Song by Kishore Kumar and Amitabh Bachchan

from the album Amar Akbar Anthony
- Released: 1977
- Recorded: 1977
- Genre: Film score
- Songwriter: Anand Bakshi
- Composer: Laxmikant–Pyarelal

= My Name Is Anthony Gonsalves (song) =

"My Name is Anthony Gonsalves" is a song from the 1977 Hindi film Amar Akbar Anthony. One unusual feature of this song is that the actor featured in its picturization, Amitabh Bachchan, provides vocals along with Kishore Kumar. Amitabh speaks and Kumar sings. It is shown in a sequence which in a reception, Anthony (Bachchan) sings and performs to be close to Jenny (Parveen Babi), for which her bodyguard keeps him away from her.

The song was composed by duo Laxmikant–Pyarelal. The character Anthony Gonsalves is named after Anthony Gonsalves, a music teacher of Pyarelal Ramprasad Sharma who was one of the most famous music arrangers in Bombay in the 1930s. He had among his students the likes of RD Burman apart from Pyarelal.

Special effects are used for comic purposes in the picturisation of this song.

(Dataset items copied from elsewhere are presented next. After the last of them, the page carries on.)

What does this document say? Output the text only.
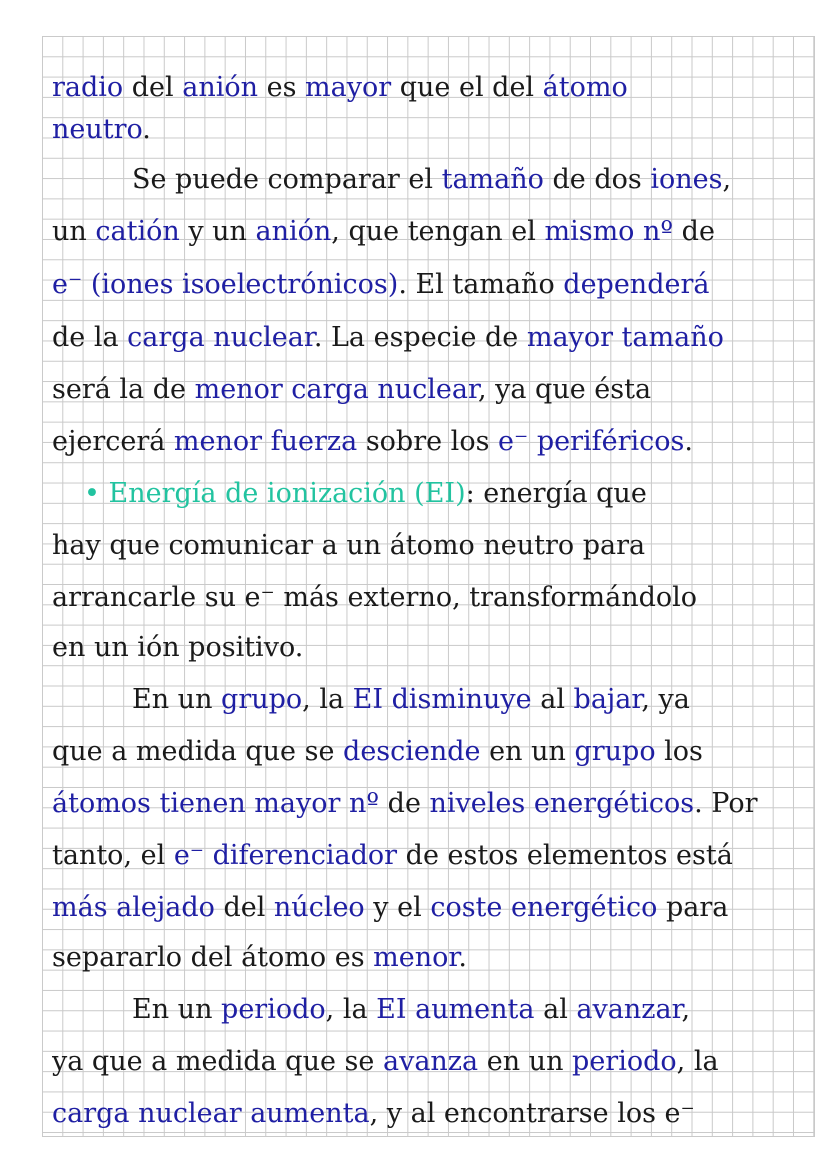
radio del anión es mayor que el del átomo
neutro.
Se puede comparar el tamaño de dos iones,
un catión y un anión, que tengan el mismo nº de
e⁻ (iones isoelectrónicos). El tamaño dependerá
de la carga nuclear. La especie de mayor tamaño
será la de menor carga nuclear, ya que ésta
ejercerá menor fuerza sobre los e⁻ periféricos.
• Energía de ionización (EI): energía que
hay que comunicar a un átomo neutro para
arrancarle su e⁻ más externo, transformándolo
en un ión positivo.
En un grupo, la EI disminuye al bajar, ya
que a medida que se desciende en un grupo los
átomos tienen mayor nº de niveles energéticos. Por
tanto, el e⁻ diferenciador de estos elementos está
más alejado del núcleo y el coste energético para
separarlo del átomo es menor.
En un periodo, la EI aumenta al avanzar,
ya que a medida que se avanza en un periodo, la
carga nuclear aumenta, y al encontrarse los e⁻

The opening line, "You are a sophisticated rhetorician intoxicated by the exuberance of your own verbosity", that is spoken by Anthony when he emerges from the Easter egg, is an almost exact quotation from a speech in the Parliament of the United Kingdom given by British Prime Minister Benjamin Disraeli in 1878. Disraeli (who was referring to William Ewart Gladstone) used the word "inebriated" rather than "intoxicated". Anthony Gonsalves was also the name of the arranger for the famous music director Salil Chaudhary.